Voice of: Andrea Flowers
“It hard inna the sense that I don’t have no real knowledge of dementia, the sickness that he have, so like day by day I di learn or I try read up if I could read up and try help him. Because when I ker he to the clinic, they just give me like Benadryl or pills so he sleep at night and, it noh really helps Sometime I lose him, he get outta di bed and he wanders the street. So it really hard because you deprive of your rest and different things, but F my dad, I have to do it.”

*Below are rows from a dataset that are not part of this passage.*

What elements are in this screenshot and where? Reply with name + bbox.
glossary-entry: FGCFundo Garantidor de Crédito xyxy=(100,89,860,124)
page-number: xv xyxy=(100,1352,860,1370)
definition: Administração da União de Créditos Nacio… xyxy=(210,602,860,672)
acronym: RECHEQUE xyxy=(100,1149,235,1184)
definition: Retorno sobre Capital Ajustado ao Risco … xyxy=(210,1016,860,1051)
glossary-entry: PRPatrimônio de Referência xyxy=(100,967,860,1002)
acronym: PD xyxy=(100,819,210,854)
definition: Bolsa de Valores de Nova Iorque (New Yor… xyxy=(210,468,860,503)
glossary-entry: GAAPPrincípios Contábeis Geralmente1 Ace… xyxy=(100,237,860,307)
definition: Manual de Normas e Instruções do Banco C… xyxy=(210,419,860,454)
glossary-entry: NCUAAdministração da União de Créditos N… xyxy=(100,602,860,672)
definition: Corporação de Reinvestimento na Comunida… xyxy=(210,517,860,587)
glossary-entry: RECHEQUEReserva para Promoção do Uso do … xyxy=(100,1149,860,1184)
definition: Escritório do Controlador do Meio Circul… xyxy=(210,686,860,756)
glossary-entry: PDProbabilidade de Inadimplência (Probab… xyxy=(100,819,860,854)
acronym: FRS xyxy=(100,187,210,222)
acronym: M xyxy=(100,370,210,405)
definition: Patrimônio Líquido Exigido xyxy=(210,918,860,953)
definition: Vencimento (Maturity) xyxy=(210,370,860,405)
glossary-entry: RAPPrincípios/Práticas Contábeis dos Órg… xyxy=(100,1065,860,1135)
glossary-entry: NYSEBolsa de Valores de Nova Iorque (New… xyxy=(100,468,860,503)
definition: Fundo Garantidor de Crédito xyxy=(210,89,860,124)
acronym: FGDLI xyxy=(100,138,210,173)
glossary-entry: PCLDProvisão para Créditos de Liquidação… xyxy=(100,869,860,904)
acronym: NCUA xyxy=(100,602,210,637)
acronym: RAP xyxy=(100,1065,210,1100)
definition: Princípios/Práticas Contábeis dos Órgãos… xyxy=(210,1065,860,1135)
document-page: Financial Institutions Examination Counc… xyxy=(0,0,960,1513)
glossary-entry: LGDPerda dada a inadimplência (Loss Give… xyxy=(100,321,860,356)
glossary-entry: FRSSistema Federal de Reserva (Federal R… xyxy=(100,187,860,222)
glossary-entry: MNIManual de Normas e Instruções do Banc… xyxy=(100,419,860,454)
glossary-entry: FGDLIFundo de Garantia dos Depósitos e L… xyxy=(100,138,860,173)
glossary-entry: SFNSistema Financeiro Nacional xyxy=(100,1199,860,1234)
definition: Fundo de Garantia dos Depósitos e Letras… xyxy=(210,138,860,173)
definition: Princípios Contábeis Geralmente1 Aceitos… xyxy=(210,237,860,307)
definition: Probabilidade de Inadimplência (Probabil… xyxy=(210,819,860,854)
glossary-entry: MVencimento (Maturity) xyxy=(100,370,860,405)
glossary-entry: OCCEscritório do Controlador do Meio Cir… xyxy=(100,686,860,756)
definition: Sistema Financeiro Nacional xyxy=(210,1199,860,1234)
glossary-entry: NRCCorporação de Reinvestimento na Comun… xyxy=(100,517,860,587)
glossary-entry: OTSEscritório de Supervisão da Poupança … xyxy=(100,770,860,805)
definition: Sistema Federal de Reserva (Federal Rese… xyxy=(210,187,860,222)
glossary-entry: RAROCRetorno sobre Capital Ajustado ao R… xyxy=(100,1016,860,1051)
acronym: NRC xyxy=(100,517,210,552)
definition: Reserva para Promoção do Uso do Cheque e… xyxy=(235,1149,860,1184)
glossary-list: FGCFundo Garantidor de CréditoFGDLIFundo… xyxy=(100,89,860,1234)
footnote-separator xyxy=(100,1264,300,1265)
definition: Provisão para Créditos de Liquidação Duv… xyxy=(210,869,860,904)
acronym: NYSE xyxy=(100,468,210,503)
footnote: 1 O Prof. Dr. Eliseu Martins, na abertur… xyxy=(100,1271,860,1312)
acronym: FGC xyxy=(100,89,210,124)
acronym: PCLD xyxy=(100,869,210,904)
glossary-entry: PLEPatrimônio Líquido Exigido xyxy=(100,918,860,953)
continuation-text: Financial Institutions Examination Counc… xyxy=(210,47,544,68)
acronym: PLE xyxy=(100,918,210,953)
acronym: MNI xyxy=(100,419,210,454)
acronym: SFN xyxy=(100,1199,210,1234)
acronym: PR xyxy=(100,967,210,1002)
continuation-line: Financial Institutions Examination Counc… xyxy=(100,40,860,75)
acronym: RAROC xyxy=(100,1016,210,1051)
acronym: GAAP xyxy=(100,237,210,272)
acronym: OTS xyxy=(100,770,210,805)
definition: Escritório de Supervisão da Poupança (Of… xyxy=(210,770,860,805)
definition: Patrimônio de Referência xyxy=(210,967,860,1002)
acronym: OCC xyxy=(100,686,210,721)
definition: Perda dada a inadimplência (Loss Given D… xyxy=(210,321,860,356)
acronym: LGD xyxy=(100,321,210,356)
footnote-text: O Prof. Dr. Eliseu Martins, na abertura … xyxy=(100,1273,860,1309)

They’d only been in the house, a donation from Pickstock Area Representative Anthony Mahler, for under two years and were slowly making improvements. Now, they are starting from scratch and are without a bed to comfortably sleep on.
Voice of: Andrea Flowers
“So far we get donation fi like clothes. We get a lot of offer for clothes, but we need bed or different things because I need to find somewhere to put my dad because he just sleep on the sofa and he di punish. The clothes mostly for my dad and maybe my baby because some of mines I di try see if I could see. But my baby foot size, like size ten and ina clothes da like three-t, four-t. My dad that like size thirty-two pants and medium shirts and footwear at nine and a half.”
While shaken by the incident, Kenneth Flowers is grateful to be alive and is steadily recovering with the help of his daughter.
Kenneth Flowers
“It gone fair enough. I’m still alive so its fair enough.”
The family is accepting all forms of donations at this time. Britney Gordon for News Five.